Les jours devinrent des mois, les mois devinrent des années et ils finirent par tomber amoureux l’un de l’autre. Papa n’avait que faire du physique de maman, il voyait en elle la jeune femme intelligente et charmante qu’elle était. Ils décidèrent de vivre ensemble dans la chaumière et peu de temps après je suis venue au monde.

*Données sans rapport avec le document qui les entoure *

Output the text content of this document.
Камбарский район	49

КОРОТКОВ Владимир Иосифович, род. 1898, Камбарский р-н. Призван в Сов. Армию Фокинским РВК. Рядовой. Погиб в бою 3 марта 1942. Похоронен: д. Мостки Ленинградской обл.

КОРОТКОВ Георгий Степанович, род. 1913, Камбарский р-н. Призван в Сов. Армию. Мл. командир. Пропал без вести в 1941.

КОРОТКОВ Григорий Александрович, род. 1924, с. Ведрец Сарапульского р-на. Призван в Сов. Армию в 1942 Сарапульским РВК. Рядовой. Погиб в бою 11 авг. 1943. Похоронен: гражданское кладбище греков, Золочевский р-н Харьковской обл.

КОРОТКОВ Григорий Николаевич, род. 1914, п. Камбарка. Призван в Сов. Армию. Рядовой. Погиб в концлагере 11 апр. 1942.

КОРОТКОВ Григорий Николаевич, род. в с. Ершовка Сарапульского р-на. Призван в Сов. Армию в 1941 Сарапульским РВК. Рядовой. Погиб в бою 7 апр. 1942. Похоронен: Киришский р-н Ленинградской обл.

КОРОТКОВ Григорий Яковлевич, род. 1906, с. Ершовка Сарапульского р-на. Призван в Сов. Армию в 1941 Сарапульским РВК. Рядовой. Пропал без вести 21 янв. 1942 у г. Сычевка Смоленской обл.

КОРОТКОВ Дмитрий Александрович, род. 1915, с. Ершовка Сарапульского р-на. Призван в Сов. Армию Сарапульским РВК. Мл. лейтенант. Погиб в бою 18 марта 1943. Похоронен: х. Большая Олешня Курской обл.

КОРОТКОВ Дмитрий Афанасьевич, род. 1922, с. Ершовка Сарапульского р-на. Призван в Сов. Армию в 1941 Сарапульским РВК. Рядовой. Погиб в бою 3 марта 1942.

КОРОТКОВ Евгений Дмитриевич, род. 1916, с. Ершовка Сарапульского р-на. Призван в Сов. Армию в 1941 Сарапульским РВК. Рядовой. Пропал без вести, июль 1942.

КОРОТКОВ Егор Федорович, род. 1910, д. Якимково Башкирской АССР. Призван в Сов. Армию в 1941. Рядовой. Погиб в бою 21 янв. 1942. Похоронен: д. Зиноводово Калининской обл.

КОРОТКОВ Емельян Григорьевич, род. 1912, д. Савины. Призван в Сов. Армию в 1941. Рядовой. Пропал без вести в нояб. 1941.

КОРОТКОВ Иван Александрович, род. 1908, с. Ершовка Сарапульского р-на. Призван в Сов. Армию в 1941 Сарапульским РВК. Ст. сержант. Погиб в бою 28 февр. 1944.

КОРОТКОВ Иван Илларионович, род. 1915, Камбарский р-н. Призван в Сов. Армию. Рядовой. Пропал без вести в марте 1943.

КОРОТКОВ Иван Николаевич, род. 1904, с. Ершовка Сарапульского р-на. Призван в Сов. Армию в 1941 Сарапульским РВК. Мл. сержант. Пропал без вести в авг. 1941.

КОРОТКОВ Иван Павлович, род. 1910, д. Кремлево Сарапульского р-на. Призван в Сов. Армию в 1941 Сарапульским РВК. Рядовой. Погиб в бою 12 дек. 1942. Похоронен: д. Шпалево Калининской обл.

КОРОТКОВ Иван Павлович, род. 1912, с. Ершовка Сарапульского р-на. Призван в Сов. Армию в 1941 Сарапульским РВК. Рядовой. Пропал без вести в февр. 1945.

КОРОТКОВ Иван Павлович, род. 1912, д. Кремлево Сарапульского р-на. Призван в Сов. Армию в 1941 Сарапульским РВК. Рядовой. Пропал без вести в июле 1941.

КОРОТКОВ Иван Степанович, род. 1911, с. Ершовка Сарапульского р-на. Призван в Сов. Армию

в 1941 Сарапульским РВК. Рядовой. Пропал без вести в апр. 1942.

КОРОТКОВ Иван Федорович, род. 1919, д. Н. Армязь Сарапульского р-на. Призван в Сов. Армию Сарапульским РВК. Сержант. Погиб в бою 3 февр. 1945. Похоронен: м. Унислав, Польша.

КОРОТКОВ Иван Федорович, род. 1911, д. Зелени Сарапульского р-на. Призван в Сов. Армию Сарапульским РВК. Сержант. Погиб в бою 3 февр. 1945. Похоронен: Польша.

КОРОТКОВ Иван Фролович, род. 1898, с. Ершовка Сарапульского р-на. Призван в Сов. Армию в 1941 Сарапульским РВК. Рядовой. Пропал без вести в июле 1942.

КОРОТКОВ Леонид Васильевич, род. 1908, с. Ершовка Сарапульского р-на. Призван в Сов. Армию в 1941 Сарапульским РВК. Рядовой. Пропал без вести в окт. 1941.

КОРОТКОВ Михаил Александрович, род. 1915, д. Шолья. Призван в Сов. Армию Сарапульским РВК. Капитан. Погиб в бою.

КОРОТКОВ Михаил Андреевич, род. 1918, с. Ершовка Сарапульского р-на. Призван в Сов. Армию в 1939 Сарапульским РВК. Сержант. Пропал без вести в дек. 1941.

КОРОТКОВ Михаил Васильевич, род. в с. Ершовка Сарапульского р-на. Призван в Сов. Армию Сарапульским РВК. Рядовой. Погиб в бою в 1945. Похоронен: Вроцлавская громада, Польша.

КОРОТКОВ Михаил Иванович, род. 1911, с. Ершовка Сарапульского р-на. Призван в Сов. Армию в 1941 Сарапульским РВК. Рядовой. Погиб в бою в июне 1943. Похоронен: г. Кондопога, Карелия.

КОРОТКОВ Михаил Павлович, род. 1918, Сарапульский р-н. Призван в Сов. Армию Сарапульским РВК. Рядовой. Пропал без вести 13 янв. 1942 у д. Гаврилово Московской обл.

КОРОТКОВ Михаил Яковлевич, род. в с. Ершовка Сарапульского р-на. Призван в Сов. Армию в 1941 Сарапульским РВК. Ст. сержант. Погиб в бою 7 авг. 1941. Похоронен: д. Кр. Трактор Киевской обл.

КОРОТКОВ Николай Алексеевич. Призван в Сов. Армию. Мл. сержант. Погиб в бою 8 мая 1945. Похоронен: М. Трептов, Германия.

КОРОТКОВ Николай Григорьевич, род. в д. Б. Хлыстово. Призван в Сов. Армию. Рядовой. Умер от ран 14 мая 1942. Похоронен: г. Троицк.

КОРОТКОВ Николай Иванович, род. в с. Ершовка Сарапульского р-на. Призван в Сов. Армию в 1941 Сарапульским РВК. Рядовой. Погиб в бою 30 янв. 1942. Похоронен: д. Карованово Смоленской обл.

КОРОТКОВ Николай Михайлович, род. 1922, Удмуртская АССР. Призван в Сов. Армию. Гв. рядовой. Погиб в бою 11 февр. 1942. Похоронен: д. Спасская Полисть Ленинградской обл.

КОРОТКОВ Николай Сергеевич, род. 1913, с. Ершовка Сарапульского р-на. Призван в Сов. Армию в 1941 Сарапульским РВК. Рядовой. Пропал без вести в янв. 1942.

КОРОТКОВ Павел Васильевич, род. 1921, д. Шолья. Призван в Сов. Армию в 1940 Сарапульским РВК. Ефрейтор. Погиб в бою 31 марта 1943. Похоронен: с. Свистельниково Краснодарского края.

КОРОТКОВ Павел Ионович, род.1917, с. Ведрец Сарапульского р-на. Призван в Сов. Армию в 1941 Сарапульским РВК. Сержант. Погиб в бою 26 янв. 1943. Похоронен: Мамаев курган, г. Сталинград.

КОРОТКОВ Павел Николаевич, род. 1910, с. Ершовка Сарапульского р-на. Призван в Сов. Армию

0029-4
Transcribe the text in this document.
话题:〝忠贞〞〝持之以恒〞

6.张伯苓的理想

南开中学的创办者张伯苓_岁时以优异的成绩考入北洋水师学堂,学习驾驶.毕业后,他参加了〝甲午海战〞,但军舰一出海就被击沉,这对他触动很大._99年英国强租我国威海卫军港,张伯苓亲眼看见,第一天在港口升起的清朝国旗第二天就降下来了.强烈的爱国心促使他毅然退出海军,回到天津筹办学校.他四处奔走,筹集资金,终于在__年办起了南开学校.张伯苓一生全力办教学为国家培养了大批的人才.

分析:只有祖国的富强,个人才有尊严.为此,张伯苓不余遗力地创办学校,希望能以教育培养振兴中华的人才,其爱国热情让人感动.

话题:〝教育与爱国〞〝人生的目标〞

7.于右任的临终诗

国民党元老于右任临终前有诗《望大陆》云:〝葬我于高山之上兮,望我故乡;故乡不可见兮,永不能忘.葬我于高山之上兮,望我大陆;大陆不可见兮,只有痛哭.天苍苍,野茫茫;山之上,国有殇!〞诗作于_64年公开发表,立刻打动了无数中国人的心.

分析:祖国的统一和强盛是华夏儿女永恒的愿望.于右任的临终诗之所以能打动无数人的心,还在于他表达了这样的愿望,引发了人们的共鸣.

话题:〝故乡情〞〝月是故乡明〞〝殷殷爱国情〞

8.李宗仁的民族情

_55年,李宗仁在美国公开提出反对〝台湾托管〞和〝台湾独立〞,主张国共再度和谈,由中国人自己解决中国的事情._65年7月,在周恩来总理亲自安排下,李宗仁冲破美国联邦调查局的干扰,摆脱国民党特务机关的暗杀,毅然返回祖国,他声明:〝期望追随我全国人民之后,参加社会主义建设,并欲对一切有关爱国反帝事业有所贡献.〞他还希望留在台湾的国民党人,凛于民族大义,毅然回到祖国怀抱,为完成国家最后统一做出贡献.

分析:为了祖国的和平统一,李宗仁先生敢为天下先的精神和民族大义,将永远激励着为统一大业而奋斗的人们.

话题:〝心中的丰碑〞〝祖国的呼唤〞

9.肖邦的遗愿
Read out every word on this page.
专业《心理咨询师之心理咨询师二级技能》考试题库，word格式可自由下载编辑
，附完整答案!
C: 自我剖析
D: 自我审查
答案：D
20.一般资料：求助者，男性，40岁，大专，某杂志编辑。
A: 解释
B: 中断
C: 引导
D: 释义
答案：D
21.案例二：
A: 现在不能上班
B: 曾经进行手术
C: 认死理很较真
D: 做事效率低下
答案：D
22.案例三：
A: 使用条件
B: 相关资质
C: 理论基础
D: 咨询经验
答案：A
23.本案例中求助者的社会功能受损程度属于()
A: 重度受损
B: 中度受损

Dit comme ça, cette histoire d’amour parait merveilleuse mais quelques jours après ma naissance, des gens de l’extérieur armés de fourches, de faux et d’outils en tout genre sont arrivés près de la chaumière. Papa était dehors en train de jardiner et lorsqu’ils l’ont vu, ils se sont rués sur lui en le traitant de traître et de monstre. En entendant tout ces cris, à l’intérieur de la maison, maman prit peur et me posa sur le lit pour aller voir se qu’il se passait. Lorsqu’elle ouvrit la porte, il était trop tard, les gens de l’extérieur avaient tué papa. Elle entra alors dans une colère noire et utilisa les sorts dévastateurs les plus puissants qu’elle connaissait pour anéantir les agresseurs. Tous moururent dans d’atroces souffrances puis elle fondit en larmes auprès du corps inerte et méconnaissable de papa.
Ca c’était l’histoire de la mort de papa, maintenant, laissez moi vous raconter la mienne.
Depuis ce jour tragique maman vouait une haine contre les gens de l’extérieur si profonde qu’elle me l’avait transmise. Je détestais ces gens pour ce qu’ils avaient fait, ils m’avaient privé de mon papa ! Maman commença dès mon plus jeune âge à me former aux arts de la magie des sorcières. Très vite j’ai porté la robe et le chapeau noirs. Elle m’a appris aussi à survivre seule dans ce bois, pour cela, nous partions régulièrement camper et elle m’expliquait tout ce qu’il y avait à savoir. Et quand nous croisions des gens de l’extérieur, maman entrait dans une rage intense et les tuait sans même leur laisser le temps de dire un mot. Et moi, à côté, je regardais, même que je participais parfois au massacre.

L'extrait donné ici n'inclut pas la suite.